I don't think our internal seach box scans image alts but Google does scan image alts along with the physical text in a website. For example, I can find the image with the just the alt for one of the images in the page you mentioned:
But its bad practice to just place keywords inside image alts. Image alts are supposed to be a a description of the image itself. It would be better if we updated our image alts to be actual descriptions of the images, including the keywords inside the alt descriptions.
cc @iterative/websites
Hmmm yeah maybe it's not that hard to find them, on search engines at least. Did you try image search @jendefig ?
It may be possible to run an OCR on the images and associate the images with the words found on them. It's a fairly straightforward process. It can even be an example project for pipelines, e.g. searching a set of images on S3 by the words found on them. We can run this time to time to classify the images we have.
Hmmm yeah maybe it's not that hard to find them, on search engines at least. Did you try image search @jendefig ?
If this is the case for all that's good, then it just needs to become properly searchable within our own website. But is it possible to work to showing up with this search? (ie not including DVC, I've heard several community members say they found our site because they googled what they were looking for - not through some other word of mouth). Would be great if images could be found in that way too?
What shows up when you click on images from same search
needs to become properly searchable within our own website
Renamed and relabeled the issue then. I'm not sure how to best approach that. It's a technical question for @iterative/websites, I think.
is it possible to work to showing up with this search
Yes but it seems difficult, "machine learning storage layers" is a broad idea and the Internet is a huge place. A SEO specialist could come up with a strategy but Idk if it's worth the investment. Or in theory once DVC grows a lot more and our site becomes an even more authoritative source, we'll naturally start to rank on that search.

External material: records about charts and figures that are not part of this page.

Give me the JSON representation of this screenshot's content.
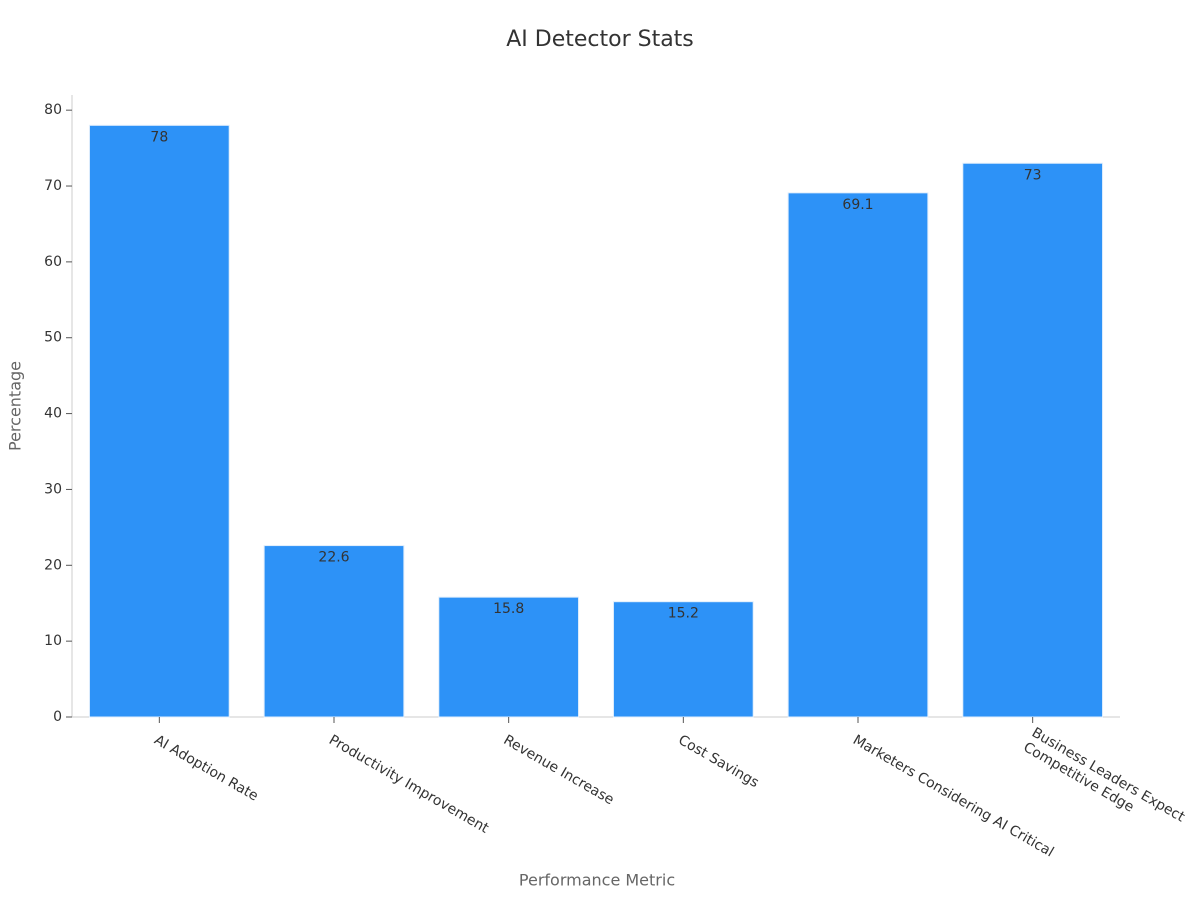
{
  "chart_data": {
    "type": "bar",
    "title": "AI Detector Stats",
    "x_label": "Performance Metric",
    "y_label": "Percentage",
    "categories": [
      "AI Adoption Rate",
      "Productivity Improvement",
      "Revenue Increase",
      "Cost Savings",
      "Marketers Considering AI Critical",
      "Business Leaders Expect\nCompetitive Edge"
    ],
    "values": [
      78,
      22.6,
      15.8,
      15.2,
      69.1,
      73
    ],
    "color": "#2d92f7",
    "ylim": [
      0,
      82
    ],
    "yticks": [
      0,
      10,
      20,
      30,
      40,
      50,
      60,
      70,
      80
    ],
    "grid": false
  }
}
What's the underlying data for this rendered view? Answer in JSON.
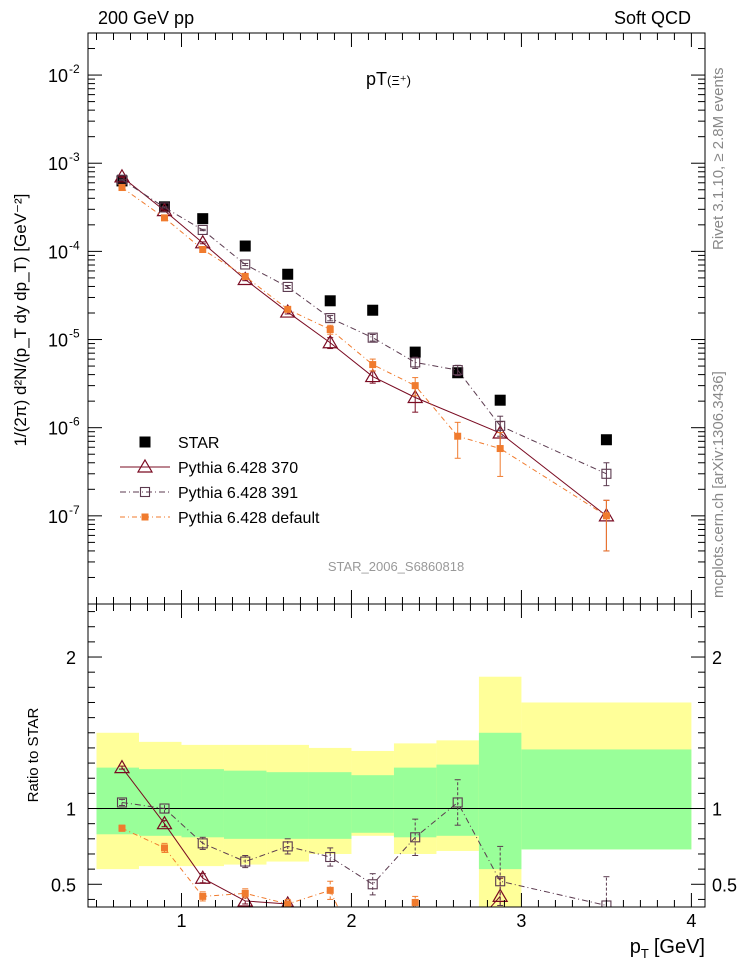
{
  "header": {
    "left": "200 GeV pp",
    "right": "Soft QCD"
  },
  "side_labels": {
    "rivet": "Rivet 3.1.10, ≥ 2.8M events",
    "mcplots": "mcplots.cern.ch [arXiv:1306.3436]"
  },
  "watermark": "STAR_2006_S6860818",
  "colors": {
    "star": "#000000",
    "p370": "#7a0b22",
    "p391": "#5b3a4f",
    "pdef": "#f07b2e",
    "band_yellow": "#ffff99",
    "band_green": "#99ff99"
  },
  "chart_data": [
    {
      "type": "scatter",
      "title": "pT(Ξ⁺)",
      "title_main": "pT",
      "title_particle": "(Ξ⁺)",
      "ylabel": "1/(2π) d²N/(p_T dy dp_T) [GeV⁻²]",
      "yscale": "log",
      "ylim": [
        1e-08,
        0.03
      ],
      "xlim": [
        0.45,
        4.08
      ],
      "y_ticks": [
        {
          "value": 1e-07,
          "base": "10",
          "exp": "-7"
        },
        {
          "value": 1e-06,
          "base": "10",
          "exp": "-6"
        },
        {
          "value": 1e-05,
          "base": "10",
          "exp": "-5"
        },
        {
          "value": 0.0001,
          "base": "10",
          "exp": "-4"
        },
        {
          "value": 0.001,
          "base": "10",
          "exp": "-3"
        },
        {
          "value": 0.01,
          "base": "10",
          "exp": "-2"
        }
      ],
      "legend_position": "lower-left",
      "series": [
        {
          "name": "STAR",
          "key": "star",
          "style": "data",
          "x": [
            0.65,
            0.9,
            1.125,
            1.375,
            1.625,
            1.875,
            2.125,
            2.375,
            2.625,
            2.875,
            3.5
          ],
          "y": [
            0.00063,
            0.00032,
            0.000235,
            0.000115,
            5.5e-05,
            2.75e-05,
            2.15e-05,
            7.2e-06,
            4.2e-06,
            2.05e-06,
            7.3e-07
          ]
        },
        {
          "name": "Pythia 6.428 370",
          "key": "p370",
          "style": "triangle",
          "x": [
            0.65,
            0.9,
            1.125,
            1.375,
            1.625,
            1.875,
            2.125,
            2.375,
            2.875,
            3.5
          ],
          "y": [
            0.0007,
            0.00029,
            0.000125,
            4.8e-05,
            2.05e-05,
            9.2e-06,
            3.8e-06,
            2.2e-06,
            8.7e-07,
            1e-07
          ],
          "err_lo": [
            1e-05,
            5e-06,
            3e-06,
            1.5e-06,
            1e-06,
            1.3e-06,
            6e-07,
            7e-07,
            2.5e-07,
            6e-08
          ],
          "err_hi": [
            1e-05,
            5e-06,
            3e-06,
            1.5e-06,
            1e-06,
            1.3e-06,
            6e-07,
            7e-07,
            3e-07,
            5e-08
          ]
        },
        {
          "name": "Pythia 6.428 391",
          "key": "p391",
          "style": "open-square",
          "x": [
            0.65,
            0.9,
            1.125,
            1.375,
            1.625,
            1.875,
            2.125,
            2.375,
            2.625,
            2.875,
            3.5
          ],
          "y": [
            0.00065,
            0.000315,
            0.000175,
            7.1e-05,
            3.95e-05,
            1.75e-05,
            1.05e-05,
            5.5e-06,
            4.5e-06,
            1.05e-06,
            3e-07
          ],
          "err_lo": [
            1e-05,
            5e-06,
            3e-06,
            2e-06,
            1.5e-06,
            1.2e-06,
            9e-07,
            8e-07,
            6e-07,
            2.5e-07,
            8e-08
          ],
          "err_hi": [
            1e-05,
            5e-06,
            3e-06,
            2e-06,
            1.5e-06,
            1.2e-06,
            9e-07,
            8e-07,
            6e-07,
            3e-07,
            1e-07
          ]
        },
        {
          "name": "Pythia 6.428 default",
          "key": "pdef",
          "style": "filled-square",
          "x": [
            0.65,
            0.9,
            1.125,
            1.375,
            1.625,
            1.875,
            2.125,
            2.375,
            2.625,
            2.875,
            3.5
          ],
          "y": [
            0.00053,
            0.00024,
            0.000105,
            5.2e-05,
            2.2e-05,
            1.3e-05,
            5.2e-06,
            3e-06,
            8e-07,
            5.8e-07,
            1e-07
          ],
          "err_lo": [
            1e-05,
            5e-06,
            3e-06,
            2e-06,
            1.5e-06,
            1.5e-06,
            8e-07,
            7e-07,
            3.5e-07,
            3e-07,
            6e-08
          ],
          "err_hi": [
            1e-05,
            5e-06,
            3e-06,
            2e-06,
            1.5e-06,
            1.5e-06,
            8e-07,
            7e-07,
            3.5e-07,
            3e-07,
            5e-08
          ]
        }
      ]
    },
    {
      "type": "scatter",
      "xlabel_main": "p",
      "xlabel_sub": "T",
      "xlabel_unit": "[GeV]",
      "ylabel": "Ratio to STAR",
      "ylim": [
        0.35,
        2.35
      ],
      "xlim": [
        0.45,
        4.08
      ],
      "x_tick_labels": [
        {
          "value": 1,
          "label": "1"
        },
        {
          "value": 2,
          "label": "2"
        },
        {
          "value": 3,
          "label": "3"
        },
        {
          "value": 4,
          "label": "4"
        }
      ],
      "y_tick_labels": [
        {
          "value": 0.5,
          "label": "0.5"
        },
        {
          "value": 1,
          "label": "1"
        },
        {
          "value": 2,
          "label": "2"
        }
      ],
      "bands": {
        "bin_edges": [
          0.5,
          0.75,
          1.0,
          1.25,
          1.5,
          1.75,
          2.0,
          2.25,
          2.5,
          2.75,
          3.0,
          4.0
        ],
        "yellow_lo": [
          0.6,
          0.62,
          0.62,
          0.63,
          0.65,
          0.7,
          0.82,
          0.7,
          0.72,
          0.35,
          0.73
        ],
        "yellow_hi": [
          1.5,
          1.44,
          1.42,
          1.42,
          1.42,
          1.4,
          1.38,
          1.43,
          1.45,
          1.87,
          1.7
        ],
        "green_lo": [
          0.83,
          0.82,
          0.81,
          0.8,
          0.8,
          0.8,
          0.84,
          0.81,
          0.82,
          0.6,
          0.73
        ],
        "green_hi": [
          1.27,
          1.26,
          1.26,
          1.25,
          1.24,
          1.24,
          1.22,
          1.27,
          1.29,
          1.5,
          1.39
        ]
      },
      "series": [
        {
          "name": "Pythia 6.428 370",
          "key": "p370",
          "style": "triangle",
          "x": [
            0.65,
            0.9,
            1.125,
            1.375,
            1.625,
            2.875
          ],
          "y": [
            1.27,
            0.9,
            0.54,
            0.39,
            0.37,
            0.42
          ],
          "err_lo": [
            0.01,
            0.02,
            0.03,
            0.02,
            0.02,
            0.12
          ],
          "err_hi": [
            0.01,
            0.02,
            0.03,
            0.02,
            0.02,
            0.12
          ]
        },
        {
          "name": "Pythia 6.428 391",
          "key": "p391",
          "style": "open-square",
          "x": [
            0.65,
            0.9,
            1.125,
            1.375,
            1.625,
            1.875,
            2.125,
            2.375,
            2.625,
            2.875,
            3.5
          ],
          "y": [
            1.04,
            1.0,
            0.77,
            0.65,
            0.75,
            0.68,
            0.5,
            0.81,
            1.04,
            0.52,
            0.36
          ],
          "err_lo": [
            0.02,
            0.03,
            0.04,
            0.04,
            0.05,
            0.06,
            0.07,
            0.12,
            0.15,
            0.16,
            0.1
          ],
          "err_hi": [
            0.02,
            0.03,
            0.04,
            0.04,
            0.05,
            0.06,
            0.07,
            0.12,
            0.15,
            0.23,
            0.19
          ]
        },
        {
          "name": "Pythia 6.428 default",
          "key": "pdef",
          "style": "filled-square",
          "x": [
            0.65,
            0.9,
            1.125,
            1.375,
            1.625,
            1.875,
            2.375
          ],
          "y": [
            0.87,
            0.74,
            0.42,
            0.44,
            0.37,
            0.46,
            0.38
          ],
          "err_lo": [
            0.02,
            0.03,
            0.03,
            0.03,
            0.03,
            0.06,
            0.04
          ],
          "err_hi": [
            0.02,
            0.03,
            0.03,
            0.03,
            0.03,
            0.06,
            0.04
          ]
        }
      ]
    }
  ]
}
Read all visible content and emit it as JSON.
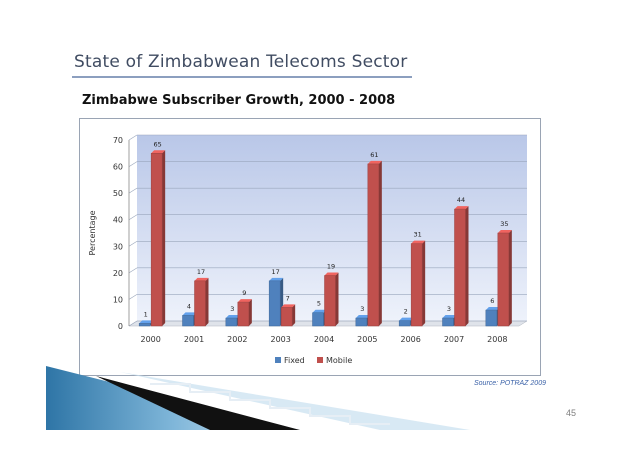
{
  "slide": {
    "title": "State of Zimbabwean Telecoms Sector",
    "page_number": "45",
    "source": "Source: POTRAZ 2009",
    "accent_color": "#8c9fbf"
  },
  "chart_data": {
    "type": "bar",
    "title": "Zimbabwe Subscriber Growth, 2000 - 2008",
    "xlabel": "",
    "ylabel": "Percentage",
    "ylim": [
      0,
      70
    ],
    "yticks": [
      0,
      10,
      20,
      30,
      40,
      50,
      60,
      70
    ],
    "grid": true,
    "legend_position": "bottom",
    "categories": [
      "2000",
      "2001",
      "2002",
      "2003",
      "2004",
      "2005",
      "2006",
      "2007",
      "2008"
    ],
    "series": [
      {
        "name": "Fixed",
        "color": "#4f81bd",
        "values": [
          1,
          4,
          3,
          17,
          5,
          3,
          2,
          3,
          6
        ]
      },
      {
        "name": "Mobile",
        "color": "#c0504d",
        "values": [
          65,
          17,
          9,
          7,
          19,
          61,
          31,
          44,
          35
        ]
      }
    ]
  }
}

Maybe we do already but not in the first page (you can find our with https://search.google.com/search-console 🙂
is it possible to work to showing up with this search Yes but it seems difficult
p.s. there are basic improvements we can try like making sure the phrase or at least its key words are part of the text in that page (it's missing "storage layers", actually).
you can find our with https://search.google.com/search-console
I checked and we do not rank on that query ATM.